Alhamdulilah im kemarin sudah selesai ujian, dari ujian tersebut ternyata banyak refleksi yang sarat dengan renungan2 dan nilai tambahan lainnya. Dengan ujian kemarin im bisa tahu gimana kadar belajar im selama sekian bulan, kami mahasiswa juga bisa tahu pola pembelajaran univ. tertua al-Azhar, dan secara implisit kami sedikit banyak [sedikit kok banyak, ambigu banget yah, hehee] tahu metode penyaluran buku2 turats/ klasik karangan ulama' zaman dulu. Yang ingin im ampaikan disini adalah secuil gambaran [cieh seolah2 gitu kan] terhadap buku2 klasik yang im pelajarin kemarin, terutama dari segi tansiq al-kitab atau sistematika penyusunan buku, itu yang pokok, tapi dari hal pokok tersebut tak urung nantinya bakal mengarah ke isi buku itu sendiri.

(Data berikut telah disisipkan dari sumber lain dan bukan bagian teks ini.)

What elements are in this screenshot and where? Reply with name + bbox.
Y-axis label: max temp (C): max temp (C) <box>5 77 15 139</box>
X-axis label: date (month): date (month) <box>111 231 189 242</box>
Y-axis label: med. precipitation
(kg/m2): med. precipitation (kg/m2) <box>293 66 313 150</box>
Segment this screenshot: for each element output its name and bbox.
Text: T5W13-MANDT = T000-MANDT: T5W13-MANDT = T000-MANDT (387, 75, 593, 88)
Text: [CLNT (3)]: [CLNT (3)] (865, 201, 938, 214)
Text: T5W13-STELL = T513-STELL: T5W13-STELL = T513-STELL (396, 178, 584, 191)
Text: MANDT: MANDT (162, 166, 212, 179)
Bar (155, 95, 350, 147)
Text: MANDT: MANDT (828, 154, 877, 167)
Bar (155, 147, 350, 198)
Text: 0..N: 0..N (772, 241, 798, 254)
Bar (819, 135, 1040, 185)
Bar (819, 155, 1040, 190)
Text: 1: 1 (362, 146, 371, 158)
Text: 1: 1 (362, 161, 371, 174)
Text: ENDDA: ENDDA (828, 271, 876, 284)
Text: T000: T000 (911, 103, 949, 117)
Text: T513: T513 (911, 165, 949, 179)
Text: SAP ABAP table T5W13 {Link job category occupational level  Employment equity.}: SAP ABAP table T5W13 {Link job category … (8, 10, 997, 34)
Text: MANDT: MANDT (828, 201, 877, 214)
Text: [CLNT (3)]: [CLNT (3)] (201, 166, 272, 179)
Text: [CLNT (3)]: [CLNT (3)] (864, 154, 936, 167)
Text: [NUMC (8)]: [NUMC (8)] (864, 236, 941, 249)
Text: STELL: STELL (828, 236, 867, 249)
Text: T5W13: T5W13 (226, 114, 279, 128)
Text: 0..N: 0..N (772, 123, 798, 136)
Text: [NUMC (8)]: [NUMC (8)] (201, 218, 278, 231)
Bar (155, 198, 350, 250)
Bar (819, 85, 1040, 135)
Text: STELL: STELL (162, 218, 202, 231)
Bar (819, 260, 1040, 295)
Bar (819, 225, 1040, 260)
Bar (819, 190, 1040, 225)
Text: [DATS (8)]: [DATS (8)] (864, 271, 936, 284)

Sudah beberapa pekan yang lalu setelah ujian termin I [pertama] im mengikuti acara kepenulisan yang diselenggarakan oleh bulletin Masisir "Informatika". Salah satu sesinya menghadirkan seorang dosen dari UIN Jakarta. Disela2 pemaparan makalah, ada statement dari beliau yang mengatakan bahwa buku2 klasik ulama' kita mempunyai kecacatan secara sistematika penulisan, beliau tidak [baca:belum] mengatakan kecacatan secara komposisi atau matan buku secara pasti. Sesi quick training kebetulan membahas tentang; metode penelitian, langkah2 penelitian dalam kepenulisan ilmiah atau jurnalism.Dalam konteks diatas im kurang tahu pasti, jembatan mana yang menghubungkan antara topik pembahasan dan topik yang dikritisi pemakalah. Oleh karena itu di sesi pertanyaan im ajukan 2 pertanyaan, satu pertanyaan saja yang sempat terjawab oleh pemakalah dan satu lainnya yang berkenaan dengan hal diatas nihil tanpa jawaban.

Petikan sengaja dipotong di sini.